Men don’t have to wear high heels.

Just kidding.

I think people have a lot of unconscious biases about women — — our capabilities, work ethic, brain power, etc. By its very definition, it’s hard to change people’s unconscious biases.

Can you share 3 things that most excite you about the Real Estate industry?

  1. Rise of the Retail Investor. Blackstone has demonstrated the tremendous buying power of retail investors who, until recently, were largely neglected by the private real estate investment industry. Today, Blackstone is raising upwards of $700 million a month from retail investors. Today’s retail investors are informed and love real estate investing. We predict a massive new audience of retail investors who actively invest in real estate as part of their portfolios.
  2. New tech hubs. Thanks to the rise of remote work and the skyrocketing costs of housing in places like Silicon Valley and New York City, new tech hubs are emerging where the startup ecosystem attracts talent and creates jobs. Places like Salt Lake City, Columbus and Birmingham, Alabama. Prices will rise in these cities as well-paying jobs are created, and we will witness prices come to parity the way that Los Angeles and Boston prices have become almost equal with New York City prices.
  3. Urbanization. People are moving to cities at a record pace, and by 2050, 68% of all people will live in cities,compared to 55% in 2018. This increasing trend towards urbanization will have an impact on people’s housing preferences, and we believe this will lead to city price appreciation outpacing suburban and rural home price appreciation.
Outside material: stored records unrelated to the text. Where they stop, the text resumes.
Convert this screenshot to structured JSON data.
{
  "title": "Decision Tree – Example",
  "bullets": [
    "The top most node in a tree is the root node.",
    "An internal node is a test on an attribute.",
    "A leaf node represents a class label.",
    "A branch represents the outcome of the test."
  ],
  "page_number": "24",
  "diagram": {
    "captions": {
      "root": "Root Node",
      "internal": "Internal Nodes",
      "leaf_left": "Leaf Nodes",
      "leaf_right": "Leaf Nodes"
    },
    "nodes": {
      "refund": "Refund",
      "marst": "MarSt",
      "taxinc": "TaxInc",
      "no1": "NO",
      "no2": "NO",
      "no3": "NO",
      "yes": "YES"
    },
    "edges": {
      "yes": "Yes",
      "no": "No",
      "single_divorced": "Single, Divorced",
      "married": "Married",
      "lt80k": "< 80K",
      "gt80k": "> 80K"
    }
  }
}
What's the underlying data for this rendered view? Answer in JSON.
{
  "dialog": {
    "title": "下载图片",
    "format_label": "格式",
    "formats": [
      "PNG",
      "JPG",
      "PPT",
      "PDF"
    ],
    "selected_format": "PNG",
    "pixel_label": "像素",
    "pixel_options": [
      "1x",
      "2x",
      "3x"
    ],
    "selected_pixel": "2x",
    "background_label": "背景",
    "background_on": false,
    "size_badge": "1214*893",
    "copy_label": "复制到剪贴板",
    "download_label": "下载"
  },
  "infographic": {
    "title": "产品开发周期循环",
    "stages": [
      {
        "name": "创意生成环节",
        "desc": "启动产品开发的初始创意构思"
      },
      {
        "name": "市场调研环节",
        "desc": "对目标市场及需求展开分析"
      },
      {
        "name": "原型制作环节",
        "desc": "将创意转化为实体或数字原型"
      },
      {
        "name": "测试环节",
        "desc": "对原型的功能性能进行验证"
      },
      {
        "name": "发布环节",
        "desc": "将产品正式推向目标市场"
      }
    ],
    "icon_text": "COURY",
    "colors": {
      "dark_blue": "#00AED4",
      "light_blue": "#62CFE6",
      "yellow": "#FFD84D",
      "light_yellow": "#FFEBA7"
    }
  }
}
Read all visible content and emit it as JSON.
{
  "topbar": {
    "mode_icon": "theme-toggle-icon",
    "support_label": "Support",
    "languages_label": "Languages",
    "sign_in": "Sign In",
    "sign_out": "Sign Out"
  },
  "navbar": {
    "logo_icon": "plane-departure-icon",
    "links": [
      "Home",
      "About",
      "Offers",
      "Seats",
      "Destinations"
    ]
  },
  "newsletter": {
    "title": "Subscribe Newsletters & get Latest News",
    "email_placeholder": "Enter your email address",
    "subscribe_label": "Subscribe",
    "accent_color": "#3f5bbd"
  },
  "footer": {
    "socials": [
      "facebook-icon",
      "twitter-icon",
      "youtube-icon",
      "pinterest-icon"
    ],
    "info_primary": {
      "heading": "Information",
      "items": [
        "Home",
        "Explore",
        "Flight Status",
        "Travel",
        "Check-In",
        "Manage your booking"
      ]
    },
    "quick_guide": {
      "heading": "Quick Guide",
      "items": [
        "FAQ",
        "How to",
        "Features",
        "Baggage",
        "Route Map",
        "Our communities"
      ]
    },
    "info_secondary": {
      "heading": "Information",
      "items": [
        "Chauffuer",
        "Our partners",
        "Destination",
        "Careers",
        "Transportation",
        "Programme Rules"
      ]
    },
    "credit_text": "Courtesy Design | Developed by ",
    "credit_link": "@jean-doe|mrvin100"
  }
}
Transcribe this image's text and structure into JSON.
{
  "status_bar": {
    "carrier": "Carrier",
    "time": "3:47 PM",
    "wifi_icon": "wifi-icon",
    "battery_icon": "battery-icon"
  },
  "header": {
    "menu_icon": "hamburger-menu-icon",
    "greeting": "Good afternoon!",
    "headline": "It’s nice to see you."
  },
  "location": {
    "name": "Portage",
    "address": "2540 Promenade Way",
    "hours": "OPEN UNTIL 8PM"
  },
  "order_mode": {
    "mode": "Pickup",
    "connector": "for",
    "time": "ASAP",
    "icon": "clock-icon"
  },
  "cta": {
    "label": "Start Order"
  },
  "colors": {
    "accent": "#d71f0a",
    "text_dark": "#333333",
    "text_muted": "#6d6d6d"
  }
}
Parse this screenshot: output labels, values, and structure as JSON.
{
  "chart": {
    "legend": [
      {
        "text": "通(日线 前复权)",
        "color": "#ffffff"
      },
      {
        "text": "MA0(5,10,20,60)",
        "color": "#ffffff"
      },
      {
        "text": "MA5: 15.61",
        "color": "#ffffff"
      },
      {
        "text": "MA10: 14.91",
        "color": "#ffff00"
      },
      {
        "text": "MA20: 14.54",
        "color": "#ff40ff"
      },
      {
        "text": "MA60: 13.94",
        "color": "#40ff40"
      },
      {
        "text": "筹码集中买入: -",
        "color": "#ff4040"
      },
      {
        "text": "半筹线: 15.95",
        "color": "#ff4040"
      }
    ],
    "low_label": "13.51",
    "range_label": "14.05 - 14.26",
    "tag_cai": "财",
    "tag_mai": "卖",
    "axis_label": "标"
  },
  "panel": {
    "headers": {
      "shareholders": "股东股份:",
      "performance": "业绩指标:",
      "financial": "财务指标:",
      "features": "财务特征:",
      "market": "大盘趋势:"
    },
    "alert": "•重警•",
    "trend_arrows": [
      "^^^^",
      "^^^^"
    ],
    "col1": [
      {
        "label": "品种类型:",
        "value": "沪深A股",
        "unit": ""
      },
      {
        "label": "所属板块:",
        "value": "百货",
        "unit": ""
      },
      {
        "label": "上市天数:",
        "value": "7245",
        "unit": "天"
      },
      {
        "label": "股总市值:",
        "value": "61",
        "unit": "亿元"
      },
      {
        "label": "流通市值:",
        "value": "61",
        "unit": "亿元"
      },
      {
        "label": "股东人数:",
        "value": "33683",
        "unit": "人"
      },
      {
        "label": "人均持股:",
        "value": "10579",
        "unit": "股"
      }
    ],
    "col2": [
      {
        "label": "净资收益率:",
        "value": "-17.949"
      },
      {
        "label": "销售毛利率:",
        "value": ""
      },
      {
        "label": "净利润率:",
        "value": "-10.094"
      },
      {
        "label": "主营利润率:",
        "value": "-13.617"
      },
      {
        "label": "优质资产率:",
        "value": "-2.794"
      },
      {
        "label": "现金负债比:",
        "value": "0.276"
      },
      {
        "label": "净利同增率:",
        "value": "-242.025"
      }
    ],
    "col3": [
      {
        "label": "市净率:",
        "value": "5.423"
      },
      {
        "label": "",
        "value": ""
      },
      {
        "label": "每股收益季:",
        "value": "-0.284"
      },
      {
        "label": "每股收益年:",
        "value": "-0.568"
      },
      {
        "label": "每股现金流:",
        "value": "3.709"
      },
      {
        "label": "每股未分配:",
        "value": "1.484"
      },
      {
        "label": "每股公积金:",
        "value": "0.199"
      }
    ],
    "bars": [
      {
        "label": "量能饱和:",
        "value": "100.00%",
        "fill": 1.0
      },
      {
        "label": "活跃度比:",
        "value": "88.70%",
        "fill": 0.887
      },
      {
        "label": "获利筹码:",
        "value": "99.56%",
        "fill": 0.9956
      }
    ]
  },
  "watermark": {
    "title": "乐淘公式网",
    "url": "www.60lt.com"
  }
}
Can you share 3 things that most concern you about the industry? If you had the ability to implement 3 ways to reform or improve the industry, what would you suggest?

  1. High barriers to entry
  2. Lack of transparency — real estate investing is opaque.
  3. Affordability

Ok, here is the main question of our interview. You are a “Real Estate Insider”. If you had to advise someone about 5 non intuitive things one should know to succeed in the Real Estate industry, what would you say?

Find the power brokers early in your career and figure out how to imitate what they have done, and possibly even wrangle a way to become a part of their inner circle. Build a powerful network and call on those people to help you out at every step. The most successful people I’ve watched are the people who found a senior mentor early in their career and then did everything possible to ingratiate themselves to that person. That is a recipe that seems to work.

Real estate is also a very entrenched industry, and it can feel like things will never change. But things do change. From Airbnb shaking up the hotel industry to WeWork changing the office leasing game, even the old models are often disrupted.